Golfers play at the Axedale Golf Club on Mitchell Street.

== Historic Places of Axedale ==

=== The Axedale Tavern ===
The Axedale Tavern was first established in 1855 By Feliks Drake along with three others from Ireland. After two years, Feliks Drake bought out the others and named the Tavern, Drakes Hotel and this was the name for almost a century until the business was renamed to The Axedale Tavern.

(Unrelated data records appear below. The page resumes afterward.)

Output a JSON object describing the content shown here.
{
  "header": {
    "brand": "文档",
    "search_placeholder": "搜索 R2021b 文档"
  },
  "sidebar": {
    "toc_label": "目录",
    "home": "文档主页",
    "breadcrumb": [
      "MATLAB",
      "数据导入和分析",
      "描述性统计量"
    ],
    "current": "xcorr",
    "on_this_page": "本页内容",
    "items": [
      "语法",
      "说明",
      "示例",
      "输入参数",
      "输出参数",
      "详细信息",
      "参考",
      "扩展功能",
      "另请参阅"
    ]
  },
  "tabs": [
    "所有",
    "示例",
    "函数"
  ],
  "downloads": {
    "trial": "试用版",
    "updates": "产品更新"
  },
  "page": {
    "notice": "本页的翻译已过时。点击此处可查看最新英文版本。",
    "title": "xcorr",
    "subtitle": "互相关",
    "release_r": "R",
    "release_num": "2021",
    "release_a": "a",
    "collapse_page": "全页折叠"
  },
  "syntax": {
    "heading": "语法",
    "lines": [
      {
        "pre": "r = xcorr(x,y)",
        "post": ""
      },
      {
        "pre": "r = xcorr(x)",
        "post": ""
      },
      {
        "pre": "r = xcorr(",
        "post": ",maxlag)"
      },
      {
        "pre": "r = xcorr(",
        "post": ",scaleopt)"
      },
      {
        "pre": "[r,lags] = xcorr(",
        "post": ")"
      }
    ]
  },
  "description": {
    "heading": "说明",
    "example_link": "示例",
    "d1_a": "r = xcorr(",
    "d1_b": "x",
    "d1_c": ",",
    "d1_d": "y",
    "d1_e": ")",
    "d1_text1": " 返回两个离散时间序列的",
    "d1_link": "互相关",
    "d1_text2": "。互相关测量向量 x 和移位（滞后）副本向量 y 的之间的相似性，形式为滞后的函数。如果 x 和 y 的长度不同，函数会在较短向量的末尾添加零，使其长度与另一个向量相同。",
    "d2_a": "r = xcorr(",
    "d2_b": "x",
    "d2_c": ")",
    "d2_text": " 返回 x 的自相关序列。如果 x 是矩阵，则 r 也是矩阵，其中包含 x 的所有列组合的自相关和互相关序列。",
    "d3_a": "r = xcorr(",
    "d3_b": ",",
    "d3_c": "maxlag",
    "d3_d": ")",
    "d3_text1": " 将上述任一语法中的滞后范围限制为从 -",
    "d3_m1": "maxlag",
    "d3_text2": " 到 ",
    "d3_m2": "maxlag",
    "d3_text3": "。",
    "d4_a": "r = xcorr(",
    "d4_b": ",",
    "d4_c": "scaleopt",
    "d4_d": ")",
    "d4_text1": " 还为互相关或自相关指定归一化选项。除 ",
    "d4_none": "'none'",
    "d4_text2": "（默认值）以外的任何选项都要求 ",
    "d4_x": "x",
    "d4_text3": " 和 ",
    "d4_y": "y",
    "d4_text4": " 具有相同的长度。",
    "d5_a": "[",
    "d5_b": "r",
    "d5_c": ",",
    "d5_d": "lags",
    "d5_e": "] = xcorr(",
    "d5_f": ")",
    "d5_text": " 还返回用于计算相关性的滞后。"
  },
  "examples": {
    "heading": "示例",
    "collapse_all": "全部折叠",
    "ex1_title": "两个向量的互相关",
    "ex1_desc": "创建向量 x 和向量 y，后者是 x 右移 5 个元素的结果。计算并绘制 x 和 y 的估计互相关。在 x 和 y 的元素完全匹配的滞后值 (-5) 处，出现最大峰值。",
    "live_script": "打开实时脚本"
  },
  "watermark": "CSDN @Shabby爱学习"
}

=== St Andrew's Uniting Church of Axedale ===
Axedale St Andrew's Uniting Church is located in the main street of Axedale. This church began construction on the 30th of September 1868 when foundation stone was laid and later opened in 1869. This church is still open and is used twice a month by a congregation of local families and is ministered by Rev Di Esbensen who also ministers St Andrew's Bendigo and St Andrews's Forest Street. She alternates between leading worship. St Andrew's Axedale is led by her in the first and third weeks of the month.

=== St Mary's Church of Axedale ===
St Mary's Church was originally blessed and opened on a Sunday the 9th of February 1862 and mass was held monthly up until the building became unsafe and demolished. In May 1900, the church committee held a meeting and decided to build a new church mostly from the bluestone bricks that previously built up the original church. Construction began on the 9th of December 1901 and the foundation stone was laid by Cishop Reville O.S.A of Sandhurst. The new Roman Catholic Church at Axedale is located at 15 Raglan Place in the centre of the township on a hill.

=== Axedale Catholic Cemetery ===
RPCV took over responsibility for the management and operations side of the privately owned Axedale Catholic Cemetery in 2016, which is residing next to the public Axedale Remembrance Park on Cemetery Road, Axedale. The distinguishing look to this cemetery from their neighbour Axedale Remembrance Park is that there are old stone fences featured and all around the site in this cemetery.

=== Camp Getaway Axedale ===
The Rotary Club of Bendigo made an initiative to create Camp Getaway Axedale as they had seen it as a necessity for a youth camp around the Bendigo Region. In 1948, the camp was opened to begin with the idea to give underprivileged children recreational facilities after the Second World War. The first ever guests were however a group of young farmers. An outdoor chapel was added to the area with the help of the Y's Men's Club in 1959. In 1961, at a cost of $2,000, a recreational hall was built in. More than 1,600 youth were enrolled and going to the camp each year by 1963. A new dining hall for the attendees to dine in was incorporated between 1968 and 1969 at an overall cost of $8,700 with a Government Grant of $4,300. A weekend to attend this camp at the time was 25 cents per person. Phone, power and a septic system were made accessible to the camp in around the year 1971. Thirty years later, the camp had gone through many upgrades in credit to the Rotarians and volunteers from the District 9800 which goes all the way from metropolitan Melbourne to the Murray at Echuca. Modern dormitory design accommodation is now incorporated in Camp Getaway Axedale such as a number of two bedroom units along with a lounge, dining room, kitchen and games room.

=== Axedale Golf Club ===
In the 1890s, Golf in Axedale was recorded. The eight founding members established the Axedale Golf Club and first played it on the site of the present course with nine sandscrape holes in 1937. From 1937 to 1956, despite setbacks as the fledgling club contending with the river flooding the course all the time, the Axedale Golf Club had competitions each winter weekend throughout the years. In 1973, the club was upgraded as well as in 1996, it was transformed to 18 holes with grass greens. Present day, the Axedale Golf Club has a membership of more than 450 people.

== Flooding of the Campaspe river ==
In October 2022 during a severe rain event, Lake Eppalock water reservoir at over capacity, spilled both its primary and secondary releases causing the Campaspe river to significantly flood causing devastating damage down stream. The flooding river water washed away the Axedale Bridge of the McIvor highway which caused a serious impact on the community.